The super simplistic conceptual question here is the distinction between two kinds of sincerity. One kind of sincerity is assessed at the time of the promise. The other kind of sincerity is assessed retrospectively by seeing whether the promise was upheld.

Then the standard version of the game tries to put a wedge between these concepts by supposing that maybe an initially sincere promise might be violated by the intervention of something like "free will", and it tries to make this seem slightly more magical (more of a far mode question?) by imagining that the promise was never even uttered, but rather the promise was stolen from the person by the magical mind reading "Omega" entity before the promise was ever even imagined by the person as being possible to make.

One thing that seems clear to me is that if one boxing is profitable but not certain then you might wish you could have done something in the past that would make it clear that you'll one box, so that you land in the part of Omega's calculations where the prediction is easy, rather than being one of the edge cases where Omega really has to work for its brier score.
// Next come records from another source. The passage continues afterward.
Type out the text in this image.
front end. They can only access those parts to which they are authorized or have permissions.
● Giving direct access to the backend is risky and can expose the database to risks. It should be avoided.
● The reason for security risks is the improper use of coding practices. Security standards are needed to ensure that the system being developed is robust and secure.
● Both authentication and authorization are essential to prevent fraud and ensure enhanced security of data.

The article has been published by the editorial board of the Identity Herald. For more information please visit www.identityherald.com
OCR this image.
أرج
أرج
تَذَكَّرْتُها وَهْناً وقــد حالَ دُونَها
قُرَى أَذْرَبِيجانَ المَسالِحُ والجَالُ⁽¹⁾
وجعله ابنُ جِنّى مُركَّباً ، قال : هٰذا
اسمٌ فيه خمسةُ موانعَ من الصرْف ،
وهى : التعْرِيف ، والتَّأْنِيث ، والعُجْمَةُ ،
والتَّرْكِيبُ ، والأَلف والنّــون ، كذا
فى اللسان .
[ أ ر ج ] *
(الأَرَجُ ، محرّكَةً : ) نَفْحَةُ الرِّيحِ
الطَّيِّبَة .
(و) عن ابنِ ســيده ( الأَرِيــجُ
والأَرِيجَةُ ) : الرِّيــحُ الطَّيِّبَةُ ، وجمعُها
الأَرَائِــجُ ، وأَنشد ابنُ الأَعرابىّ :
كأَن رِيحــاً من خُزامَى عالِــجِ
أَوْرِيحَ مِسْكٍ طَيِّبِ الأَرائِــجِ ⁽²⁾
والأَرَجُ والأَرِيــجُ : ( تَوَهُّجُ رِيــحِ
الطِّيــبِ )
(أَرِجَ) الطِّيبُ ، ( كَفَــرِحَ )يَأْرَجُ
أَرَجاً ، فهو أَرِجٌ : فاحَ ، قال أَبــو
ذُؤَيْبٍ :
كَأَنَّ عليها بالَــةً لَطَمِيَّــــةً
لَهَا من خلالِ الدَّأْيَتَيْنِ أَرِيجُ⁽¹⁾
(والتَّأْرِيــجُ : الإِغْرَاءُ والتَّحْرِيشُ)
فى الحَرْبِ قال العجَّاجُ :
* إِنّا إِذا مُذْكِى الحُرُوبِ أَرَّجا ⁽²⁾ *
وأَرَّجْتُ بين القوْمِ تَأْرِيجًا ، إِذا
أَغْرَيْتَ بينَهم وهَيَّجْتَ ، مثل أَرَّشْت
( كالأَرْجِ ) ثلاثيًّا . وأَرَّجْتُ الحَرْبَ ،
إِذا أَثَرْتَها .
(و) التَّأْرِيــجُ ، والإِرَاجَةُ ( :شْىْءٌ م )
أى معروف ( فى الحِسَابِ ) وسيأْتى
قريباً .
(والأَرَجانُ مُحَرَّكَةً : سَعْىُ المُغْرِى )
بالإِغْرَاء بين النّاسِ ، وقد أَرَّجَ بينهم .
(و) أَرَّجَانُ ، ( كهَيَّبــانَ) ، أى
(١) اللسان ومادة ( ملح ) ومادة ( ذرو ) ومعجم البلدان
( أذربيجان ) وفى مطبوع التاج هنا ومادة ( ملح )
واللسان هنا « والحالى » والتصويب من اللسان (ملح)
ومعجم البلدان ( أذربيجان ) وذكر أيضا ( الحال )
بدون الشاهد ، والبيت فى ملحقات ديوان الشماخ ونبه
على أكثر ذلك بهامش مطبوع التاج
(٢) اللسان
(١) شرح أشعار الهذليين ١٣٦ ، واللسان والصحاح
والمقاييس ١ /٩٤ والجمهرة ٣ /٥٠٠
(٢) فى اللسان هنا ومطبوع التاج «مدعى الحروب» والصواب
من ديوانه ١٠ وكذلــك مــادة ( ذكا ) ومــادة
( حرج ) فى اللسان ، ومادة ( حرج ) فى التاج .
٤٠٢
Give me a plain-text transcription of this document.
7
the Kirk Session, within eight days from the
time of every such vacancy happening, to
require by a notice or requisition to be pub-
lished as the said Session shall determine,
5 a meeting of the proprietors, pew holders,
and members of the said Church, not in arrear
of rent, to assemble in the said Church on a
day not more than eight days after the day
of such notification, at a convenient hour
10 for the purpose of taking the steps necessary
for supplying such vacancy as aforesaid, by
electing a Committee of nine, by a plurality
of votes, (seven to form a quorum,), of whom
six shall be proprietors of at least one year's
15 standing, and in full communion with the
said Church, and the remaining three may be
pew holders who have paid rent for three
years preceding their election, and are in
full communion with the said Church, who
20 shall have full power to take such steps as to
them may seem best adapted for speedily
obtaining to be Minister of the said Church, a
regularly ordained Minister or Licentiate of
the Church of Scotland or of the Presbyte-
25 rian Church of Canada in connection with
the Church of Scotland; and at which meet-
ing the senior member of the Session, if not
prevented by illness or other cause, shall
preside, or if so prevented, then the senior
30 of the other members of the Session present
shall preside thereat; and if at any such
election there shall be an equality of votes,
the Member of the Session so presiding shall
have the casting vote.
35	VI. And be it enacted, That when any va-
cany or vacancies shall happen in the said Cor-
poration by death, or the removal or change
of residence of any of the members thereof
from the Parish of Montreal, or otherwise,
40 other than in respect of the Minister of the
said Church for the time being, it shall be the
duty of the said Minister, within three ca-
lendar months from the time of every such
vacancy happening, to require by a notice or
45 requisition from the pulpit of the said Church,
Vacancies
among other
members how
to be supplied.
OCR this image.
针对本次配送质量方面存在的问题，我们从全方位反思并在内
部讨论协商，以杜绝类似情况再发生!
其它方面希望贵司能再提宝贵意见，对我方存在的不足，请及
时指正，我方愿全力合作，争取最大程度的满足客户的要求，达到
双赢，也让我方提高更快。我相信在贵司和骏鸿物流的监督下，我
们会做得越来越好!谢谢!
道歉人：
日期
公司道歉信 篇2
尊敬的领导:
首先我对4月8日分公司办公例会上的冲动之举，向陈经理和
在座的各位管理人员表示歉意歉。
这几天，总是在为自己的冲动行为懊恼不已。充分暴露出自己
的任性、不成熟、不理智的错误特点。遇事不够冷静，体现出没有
On the other hand, the setup is also (probably purposefully) quite fishy. The promise that "you made" is originally implicit, and depending on your understanding of the game maybe extremely abstract. Omega doesn't just tell you what it predicted. If you get one box and get nothing and complain then Omega will probably try to twist it around and blame you for its failed prediction. If it all works then you seem to be getting free money, and why is anyone handing out free money?

The whole thing just "feels like the setup for a scam". Like you one box, get a million, then in your glow of positive trust you give some money to their charitable cause. Then it turns out the charitable cause was fake. Then it turns out the million dollars was counterfeit but your donation was real. Sucker!

And yet... you know, parents actually are pretty good at knowing when their kids are telling the truth or lying. And parents really do give their kids a free lunch. And it isn't really a scam, it is just normal life as a mortal human being.

But also in the end, for someone to look their parents in the eyes and promise to be home before 10PM and really mean it for reals at the time of the promise, and then be given the car keys, and then come home at 1AM... that also happens. And wouldn't it be great to just blame that on "free will" and "the 10% of the time that Omega's predictions fail"?

Looping this back around to the larger AGI question, it seems like what we're basically hoping for is to learn how to become a flawless Omega (or at least build some software that can do this job) at least for the restricted case of an AGI that we can give the car keys without fear that after it has the car keys it will play the "free will" card and grind us all up into fuel paste after promising not to.